Raja Mataram Hukum Pejabat Tingginya Akibat Tak Ikut Membangun Istana Megah Plered

1 day ago 3

loading...

Pembangunan Istana Mataram baru di bawah kekuasaan Sultan Amungkarat I memicu korban dari pejabat. Foto/SindoNews

SEMARANG - Pembangunan Istana Mataram baru di bawah kekuasaan Sultan Amungkarat I memicu korban dari pejabat. Saat itu memang Sang Sultan tengah dalam ambisinya menyelesaikan proyek ambisius membangun istana megah dengan melibatkan pejabat istana dan masyarakat.

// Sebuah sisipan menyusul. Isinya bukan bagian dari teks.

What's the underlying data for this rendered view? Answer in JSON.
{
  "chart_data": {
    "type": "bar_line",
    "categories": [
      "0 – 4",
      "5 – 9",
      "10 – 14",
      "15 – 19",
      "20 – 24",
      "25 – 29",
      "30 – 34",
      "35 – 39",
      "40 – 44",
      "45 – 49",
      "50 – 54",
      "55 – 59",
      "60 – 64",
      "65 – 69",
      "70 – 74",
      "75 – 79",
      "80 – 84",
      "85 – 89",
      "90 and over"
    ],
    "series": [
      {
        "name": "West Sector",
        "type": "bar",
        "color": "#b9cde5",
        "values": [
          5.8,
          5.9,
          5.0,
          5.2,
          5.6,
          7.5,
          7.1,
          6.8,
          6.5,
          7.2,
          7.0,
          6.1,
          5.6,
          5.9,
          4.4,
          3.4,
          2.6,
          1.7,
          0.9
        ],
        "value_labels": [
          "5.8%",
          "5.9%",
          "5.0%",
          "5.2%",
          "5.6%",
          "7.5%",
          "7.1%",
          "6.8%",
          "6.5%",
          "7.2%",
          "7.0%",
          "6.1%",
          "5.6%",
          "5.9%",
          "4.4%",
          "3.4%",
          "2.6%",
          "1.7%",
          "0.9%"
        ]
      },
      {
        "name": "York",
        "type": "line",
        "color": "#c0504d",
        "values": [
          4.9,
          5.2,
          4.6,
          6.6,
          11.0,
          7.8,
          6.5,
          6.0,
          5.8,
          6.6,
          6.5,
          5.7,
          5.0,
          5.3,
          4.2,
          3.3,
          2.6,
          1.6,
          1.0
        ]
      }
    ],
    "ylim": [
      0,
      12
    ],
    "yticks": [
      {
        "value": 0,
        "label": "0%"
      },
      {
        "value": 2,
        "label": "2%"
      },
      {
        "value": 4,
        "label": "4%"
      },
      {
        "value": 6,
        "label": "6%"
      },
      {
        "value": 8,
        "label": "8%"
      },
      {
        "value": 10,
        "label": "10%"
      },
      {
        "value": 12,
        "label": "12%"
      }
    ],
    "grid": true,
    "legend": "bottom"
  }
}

Bahkan konon karena fokusnya membangun istana itu sang raja sampai tidak boleh ditemui dan mengalami kesibukan tinggi. Sang raja konon sampai tidak dapat menerima tamu dari petinggi istana dan beberapa daerah lain ketika berkunjung.

Sementara para petinggi yang tidak mau berpartisipasi dalam pembangunan Istana Plered, Sultan Amangkurat I akan memberikan hukuman. Hukuman itu dicatatkan oleh utusan Belanda Winrick Kieft ketika ia tiba di keraton Mataram pada 21 November 1655. Sebagaimana dikutip SindoNews, Senin (14/4/2025) dari "Disintegrasi Mataram: Dibawah Mangkurat I", para pejabat istana ini sempat diberikan hukuman diikat dan dibaringkan di paseban.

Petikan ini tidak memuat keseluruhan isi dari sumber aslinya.